As an added bonus, we could adopt a truly smart robot, one that could provide us hours of reality entertainment at greater than HD resolution. Just imagine - perfect shading, perfect depth imaging, unfiltered audio - all because our robot is real. And by our robot, I specifically mean mine. (”Let’s take a vote; Jon, you take out the trash. Vortron and I agree. That’s 2 to 1.”)

If these advantages are not enough for your change of heart, I will find other methods of removing pets from my house. Local humane societies are typically willing to accept new tenants. Also, industrial trash compactors turn a big mess into a small inconvenience.

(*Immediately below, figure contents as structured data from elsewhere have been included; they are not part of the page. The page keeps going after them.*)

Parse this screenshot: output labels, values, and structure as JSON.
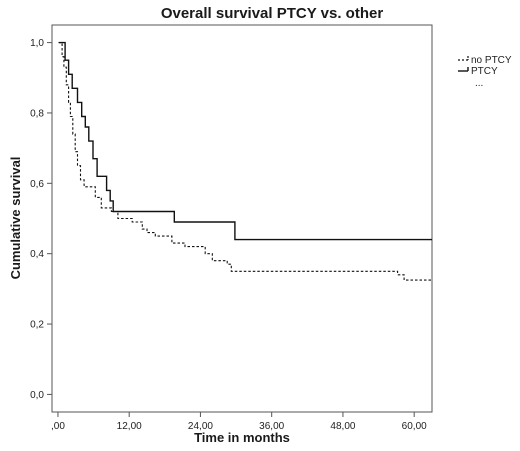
{
  "chart_data": {
    "type": "line",
    "title": "Overall survival PTCY vs. other",
    "xlabel": "Time in months",
    "ylabel": "Cumulative survival",
    "xlim": [
      -1,
      63
    ],
    "ylim": [
      -0.05,
      1.05
    ],
    "x_ticks": [
      0,
      12,
      24,
      36,
      48,
      60
    ],
    "x_tick_labels": [
      ",00",
      "12,00",
      "24,00",
      "36,00",
      "48,00",
      "60,00"
    ],
    "y_ticks": [
      0,
      0.2,
      0.4,
      0.6,
      0.8,
      1.0
    ],
    "y_tick_labels": [
      "0,0",
      "0,2",
      "0,4",
      "0,6",
      "0,8",
      "1,0"
    ],
    "grid": false,
    "legend_position": "top-right-outside",
    "legend_extra": "...",
    "series": [
      {
        "name": "no PTCY",
        "style": "dashed",
        "steps": [
          [
            0.1,
            1.0
          ],
          [
            0.7,
            0.96
          ],
          [
            1.0,
            0.93
          ],
          [
            1.4,
            0.88
          ],
          [
            1.8,
            0.83
          ],
          [
            2.1,
            0.79
          ],
          [
            2.5,
            0.74
          ],
          [
            2.9,
            0.69
          ],
          [
            3.3,
            0.65
          ],
          [
            3.8,
            0.61
          ],
          [
            4.4,
            0.59
          ],
          [
            6.3,
            0.56
          ],
          [
            7.3,
            0.53
          ],
          [
            9.0,
            0.52
          ],
          [
            10.1,
            0.5
          ],
          [
            12.5,
            0.49
          ],
          [
            14.2,
            0.47
          ],
          [
            15.0,
            0.46
          ],
          [
            16.4,
            0.45
          ],
          [
            19.2,
            0.43
          ],
          [
            21.4,
            0.42
          ],
          [
            24.8,
            0.4
          ],
          [
            26.0,
            0.38
          ],
          [
            28.5,
            0.37
          ],
          [
            29.2,
            0.35
          ],
          [
            57.2,
            0.34
          ],
          [
            58.3,
            0.325
          ],
          [
            63.0,
            0.325
          ]
        ]
      },
      {
        "name": "PTCY",
        "style": "solid",
        "steps": [
          [
            0.2,
            1.0
          ],
          [
            1.2,
            0.95
          ],
          [
            1.8,
            0.91
          ],
          [
            2.4,
            0.87
          ],
          [
            3.3,
            0.83
          ],
          [
            4.0,
            0.79
          ],
          [
            4.6,
            0.76
          ],
          [
            5.2,
            0.72
          ],
          [
            5.9,
            0.67
          ],
          [
            6.6,
            0.62
          ],
          [
            8.2,
            0.58
          ],
          [
            8.8,
            0.55
          ],
          [
            9.3,
            0.52
          ],
          [
            19.6,
            0.49
          ],
          [
            29.8,
            0.44
          ],
          [
            63.0,
            0.44
          ]
        ]
      }
    ]
  }
}
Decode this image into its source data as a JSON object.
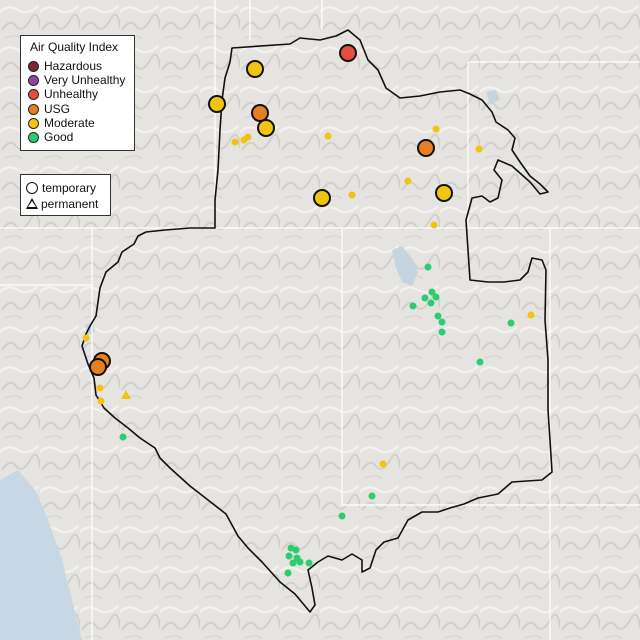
{
  "legend": {
    "title": "Air Quality Index",
    "categories": [
      {
        "label": "Hazardous",
        "color": "#7e2a2a"
      },
      {
        "label": "Very Unhealthy",
        "color": "#8e44ad"
      },
      {
        "label": "Unhealthy",
        "color": "#e74c3c"
      },
      {
        "label": "USG",
        "color": "#e67e22"
      },
      {
        "label": "Moderate",
        "color": "#f1c40f"
      },
      {
        "label": "Good",
        "color": "#2ecc71"
      }
    ]
  },
  "shape_legend": {
    "temporary": "temporary",
    "permanent": "permanent"
  },
  "map": {
    "basemap": "shaded-relief",
    "boundary_color": "#111111",
    "state_line_color": "#ffffff"
  }
}
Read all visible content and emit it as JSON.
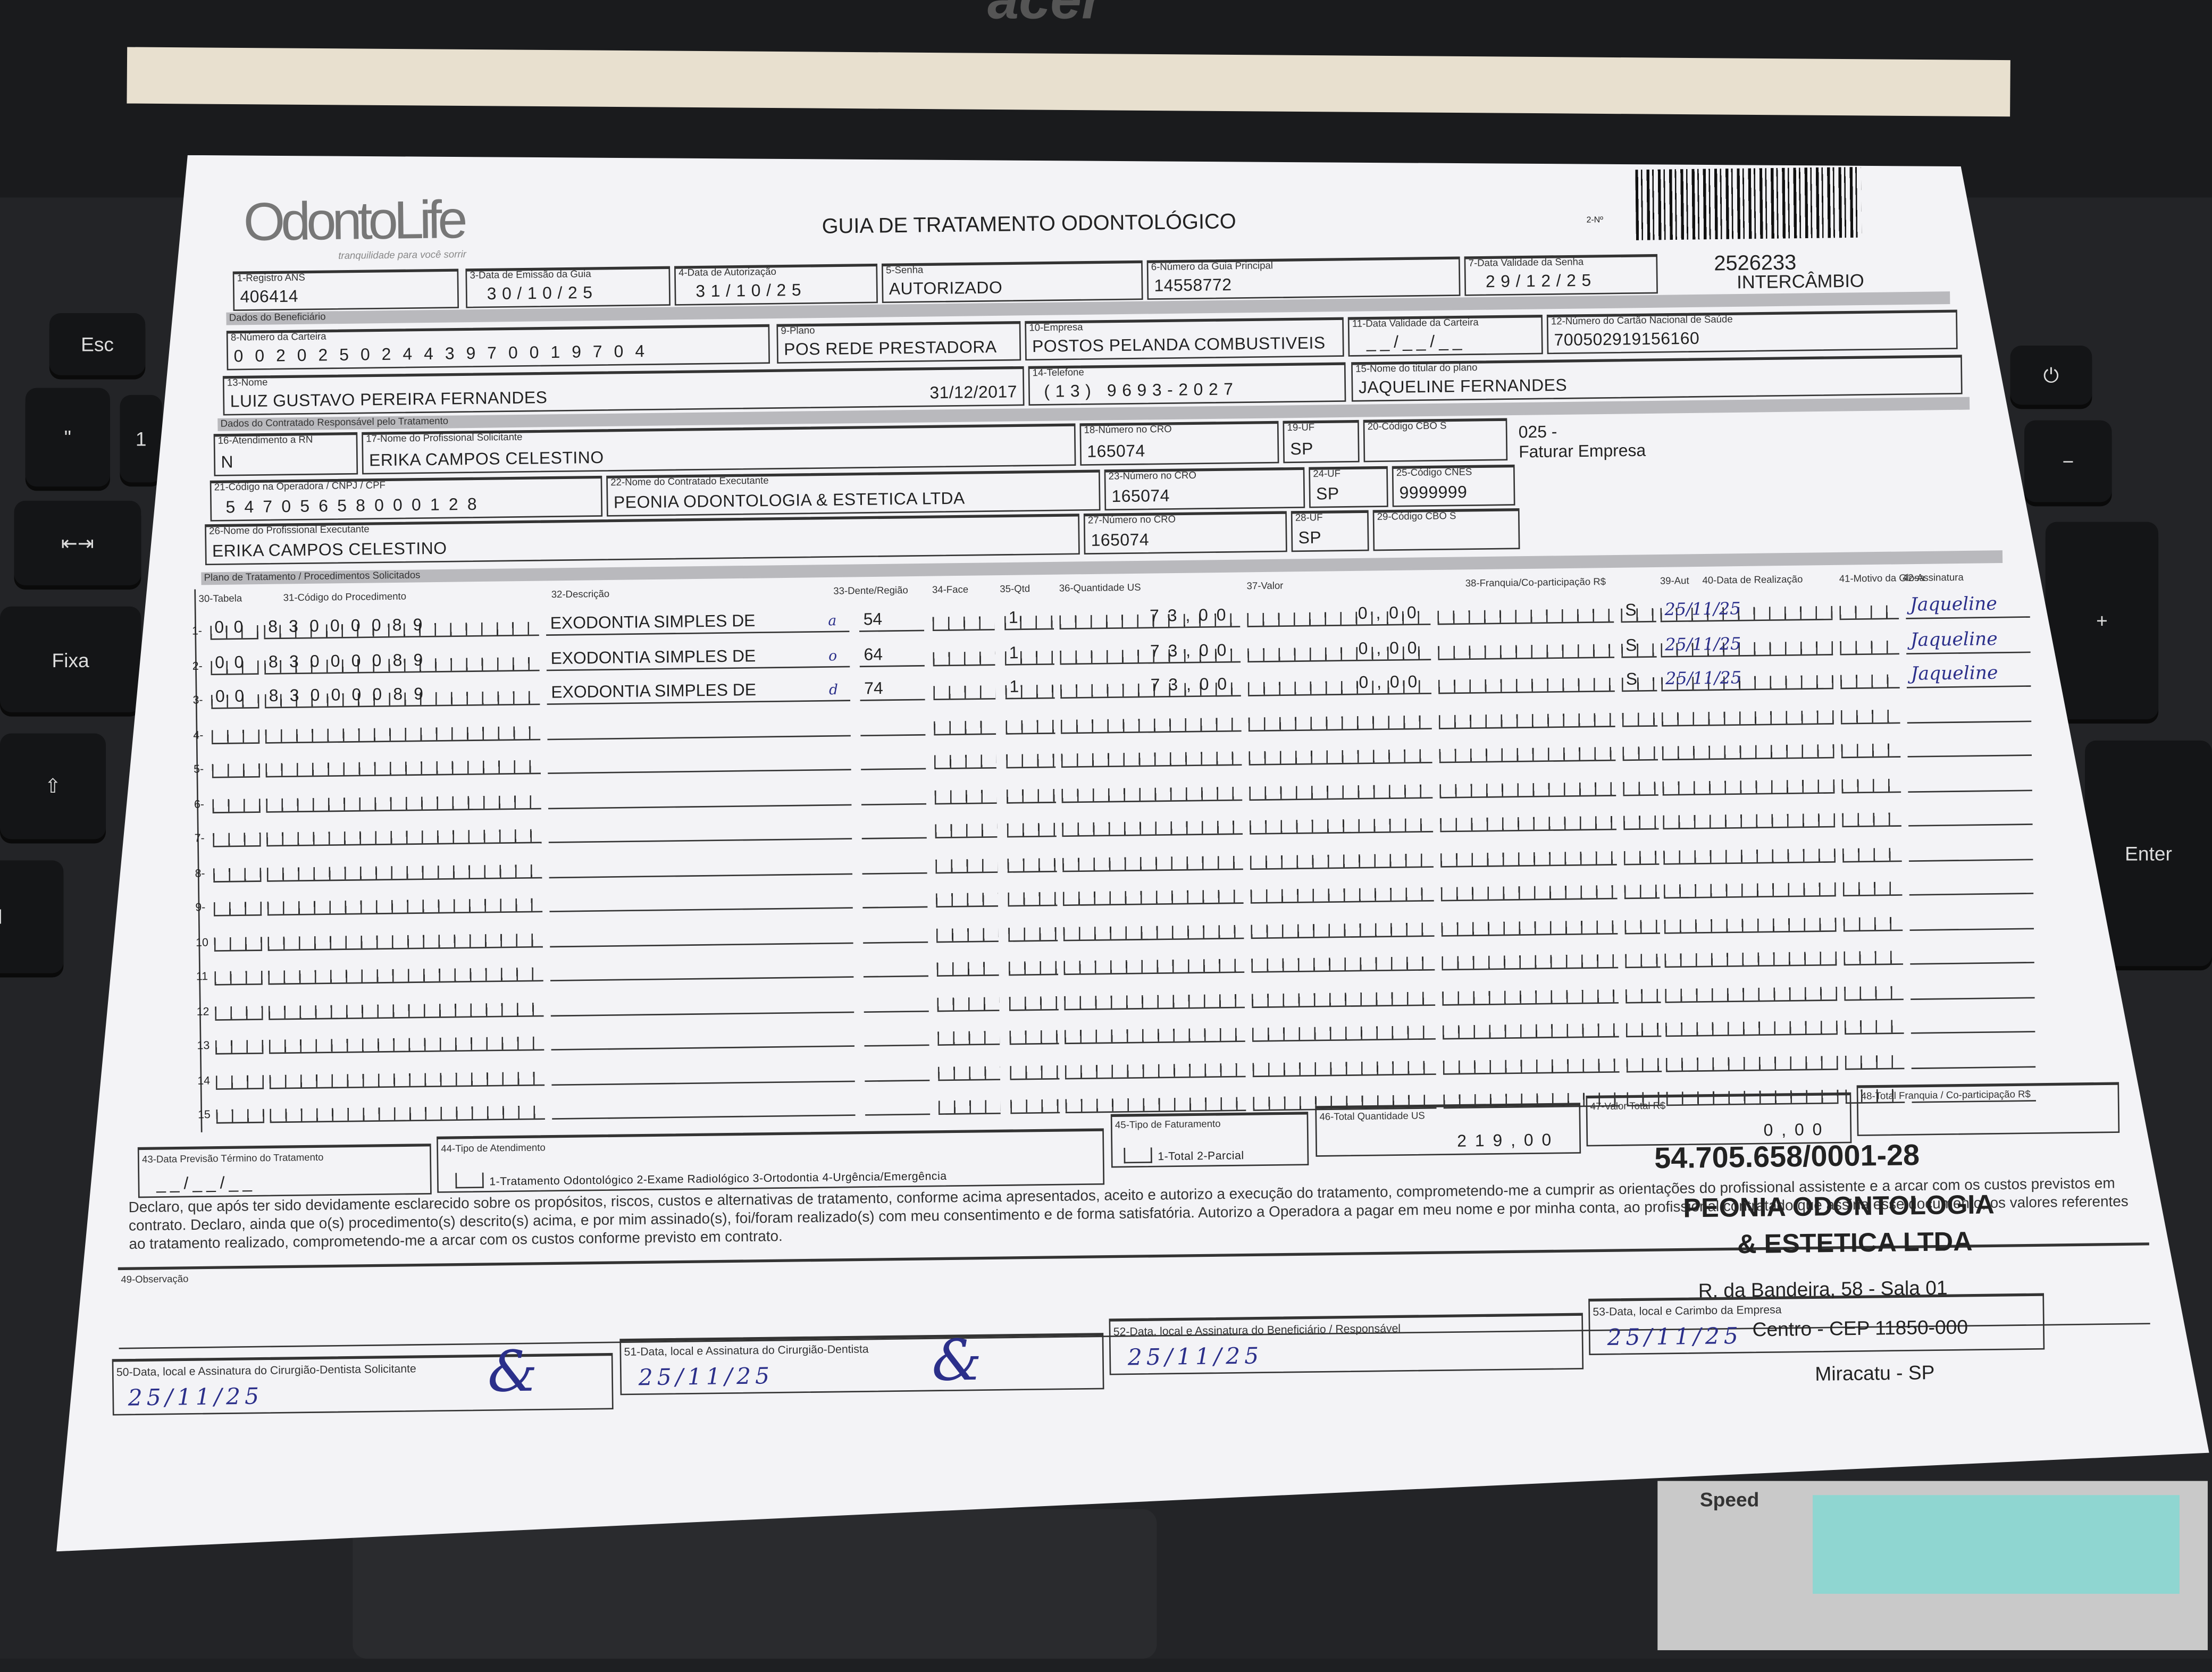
{
  "laptop": {
    "brand": "acer",
    "keys": {
      "esc": "Esc",
      "fixa": "Fixa",
      "enter": "Enter",
      "ctrl": "trl",
      "minus": "−",
      "plus": "+",
      "quote": "\"",
      "exclaim": "!",
      "one": "1",
      "comma": ","
    },
    "sticker": "Speed"
  },
  "header": {
    "logo": "OdontoLife",
    "tagline": "tranquilidade para você sorrir",
    "title": "GUIA DE TRATAMENTO ODONTOLÓGICO",
    "field2_label": "2-Nº",
    "guia_number": "2526233",
    "intercambio": "INTERCÂMBIO"
  },
  "guia": {
    "f1": {
      "label": "1-Registro ANS",
      "value": "406414"
    },
    "f3": {
      "label": "3-Data de Emissão da Guia",
      "value": "30/10/25"
    },
    "f4": {
      "label": "4-Data de Autorização",
      "value": "31/10/25"
    },
    "f5": {
      "label": "5-Senha",
      "value": "AUTORIZADO"
    },
    "f6": {
      "label": "6-Número da Guia Principal",
      "value": "14558772"
    },
    "f7": {
      "label": "7-Data Validade da Senha",
      "value": "29/12/25"
    }
  },
  "beneficiario": {
    "section": "Dados do Beneficiário",
    "f8": {
      "label": "8-Número da Carteira",
      "value": "00202502443970019704"
    },
    "f9": {
      "label": "9-Plano",
      "value": "POS REDE PRESTADORA"
    },
    "f10": {
      "label": "10-Empresa",
      "value": "POSTOS PELANDA COMBUSTIVEIS"
    },
    "f11": {
      "label": "11-Data Validade da Carteira",
      "value": "__/__/__"
    },
    "f12": {
      "label": "12-Número do Cartão Nacional de Saúde",
      "value": "700502919156160"
    },
    "f13": {
      "label": "13-Nome",
      "value": "LUIZ GUSTAVO PEREIRA FERNANDES",
      "date": "31/12/2017"
    },
    "f14": {
      "label": "14-Telefone",
      "value": "(13) 9693-2027"
    },
    "f15": {
      "label": "15-Nome do titular do plano",
      "value": "JAQUELINE FERNANDES"
    }
  },
  "contratado": {
    "section": "Dados do Contratado Responsável pelo Tratamento",
    "f16": {
      "label": "16-Atendimento a RN",
      "value": "N"
    },
    "f17": {
      "label": "17-Nome do Profissional Solicitante",
      "value": "ERIKA CAMPOS CELESTINO"
    },
    "f18": {
      "label": "18-Número no CRO",
      "value": "165074"
    },
    "f19": {
      "label": "19-UF",
      "value": "SP"
    },
    "f20": {
      "label": "20-Código CBO S",
      "value": ""
    },
    "note1": "025 -",
    "note2": "Faturar Empresa",
    "f21": {
      "label": "21-Código na Operadora / CNPJ / CPF",
      "value": "54705658000128"
    },
    "f22": {
      "label": "22-Nome do Contratado Executante",
      "value": "PEONIA ODONTOLOGIA & ESTETICA LTDA"
    },
    "f23": {
      "label": "23-Número no CRO",
      "value": "165074"
    },
    "f24": {
      "label": "24-UF",
      "value": "SP"
    },
    "f25": {
      "label": "25-Código CNES",
      "value": "9999999"
    },
    "f26": {
      "label": "26-Nome do Profissional Executante",
      "value": "ERIKA CAMPOS CELESTINO"
    },
    "f27": {
      "label": "27-Número no CRO",
      "value": "165074"
    },
    "f28": {
      "label": "28-UF",
      "value": "SP"
    },
    "f29": {
      "label": "29-Código CBO S",
      "value": ""
    }
  },
  "plano": {
    "section": "Plano de Tratamento / Procedimentos Solicitados",
    "columns": [
      "30-Tabela",
      "31-Código do Procedimento",
      "32-Descrição",
      "33-Dente/Região",
      "34-Face",
      "35-Qtd",
      "36-Quantidade US",
      "37-Valor",
      "38-Franquia/Co-participação R$",
      "39-Aut",
      "40-Data de Realização",
      "41-Motivo da Glosa",
      "42-Assinatura"
    ],
    "rows": [
      {
        "n": "1-",
        "tabela": "00",
        "codigo": "83000089",
        "descricao": "EXODONTIA SIMPLES DE",
        "mark": "a",
        "dente": "54",
        "face": "",
        "qtd": "1",
        "qtd_us": "73,00",
        "valor": "0,00",
        "franquia": "",
        "aut": "S",
        "data": "25/11/25",
        "glosa": "",
        "assinatura": "Jaqueline"
      },
      {
        "n": "2-",
        "tabela": "00",
        "codigo": "83000089",
        "descricao": "EXODONTIA SIMPLES DE",
        "mark": "o",
        "dente": "64",
        "face": "",
        "qtd": "1",
        "qtd_us": "73,00",
        "valor": "0,00",
        "franquia": "",
        "aut": "S",
        "data": "25/11/25",
        "glosa": "",
        "assinatura": "Jaqueline"
      },
      {
        "n": "3-",
        "tabela": "00",
        "codigo": "83000089",
        "descricao": "EXODONTIA SIMPLES DE",
        "mark": "d",
        "dente": "74",
        "face": "",
        "qtd": "1",
        "qtd_us": "73,00",
        "valor": "0,00",
        "franquia": "",
        "aut": "S",
        "data": "25/11/25",
        "glosa": "",
        "assinatura": "Jaqueline"
      },
      {
        "n": "4-"
      },
      {
        "n": "5-"
      },
      {
        "n": "6-"
      },
      {
        "n": "7-"
      },
      {
        "n": "8-"
      },
      {
        "n": "9-"
      },
      {
        "n": "10"
      },
      {
        "n": "11"
      },
      {
        "n": "12"
      },
      {
        "n": "13"
      },
      {
        "n": "14"
      },
      {
        "n": "15"
      }
    ]
  },
  "totais": {
    "f43": {
      "label": "43-Data Previsão Término do Tratamento",
      "value": "__/__/__"
    },
    "f44": {
      "label": "44-Tipo de Atendimento",
      "options": "1-Tratamento Odontológico  2-Exame Radiológico  3-Ortodontia  4-Urgência/Emergência"
    },
    "f45": {
      "label": "45-Tipo de Faturamento",
      "options": "1-Total  2-Parcial"
    },
    "f46": {
      "label": "46-Total Quantidade US",
      "value": "219,00"
    },
    "f47": {
      "label": "47-Valor Total R$",
      "value": "0,00"
    },
    "f48": {
      "label": "48-Total Franquia / Co-participação R$",
      "value": ""
    }
  },
  "declaracao": "Declaro, que após ter sido devidamente esclarecido sobre os propósitos, riscos, custos e alternativas de tratamento, conforme acima apresentados, aceito e autorizo a execução do tratamento, comprometendo-me a cumprir as orientações do profissional assistente e a arcar com os custos previstos em contrato. Declaro, ainda que o(s) procedimento(s) descrito(s) acima, e por mim assinado(s), foi/foram realizado(s) com meu consentimento e de forma satisfatória. Autorizo a Operadora a pagar em meu nome e por minha conta, ao profissional contratado que assina esse documento, os valores referentes ao tratamento realizado, comprometendo-me a arcar com os custos conforme previsto em contrato.",
  "observacao": {
    "label": "49-Observação",
    "value": ""
  },
  "assinaturas": {
    "f50": {
      "label": "50-Data, local e Assinatura do Cirurgião-Dentista Solicitante",
      "value": "25/11/25"
    },
    "f51": {
      "label": "51-Data, local e Assinatura do Cirurgião-Dentista",
      "value": "25/11/25"
    },
    "f52": {
      "label": "52-Data, local e Assinatura do Beneficiário / Responsável",
      "value": "25/11/25"
    },
    "f53": {
      "label": "53-Data, local e Carimbo da Empresa",
      "value": "25/11/25"
    }
  },
  "carimbo": {
    "cnpj": "54.705.658/0001-28",
    "line1": "PEONIA ODONTOLOGIA",
    "line2": "& ESTETICA LTDA",
    "line3": "R. da Bandeira, 58 - Sala 01",
    "line4": "Centro - CEP 11850-000",
    "line5": "Miracatu - SP"
  }
}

By chance, if your pet choice lies within the 10% that do not cause me severe bodily discomfort, we will talk about it.

Lotsa love,

Ryan

Intro to Robotics in the spring should be a blast. Or another semi-exciting noun.

  
  Music: BT, "Animals"

4 Responses to “a formal statement”

  1. Armen Says:

    To all ryanharne.com readers! Don’t be fooled! This last entry was obviously written by an imposter wishing to disparage Ryan’s love of cuddly pets.

    Here’s proof. :-)

  2. Ryan Says:

    My cover is blown..

    Actually, I could hold that pup for a few minutes before my eyes would become pink. Now that it is full-grown, I am entirely unable to be around it or anything it comes in serious contact with (i.e. a car or certain garment).

    Ha. I just said “certain garment”. I think that is kind of funny. Kind of.

  3. becky Says:

    oh, how glad i am that you have done a 180 on this issue. otherwise, i would have to dump you. xo

  4. Ryan Says:

    we can also have a llama, if you wish.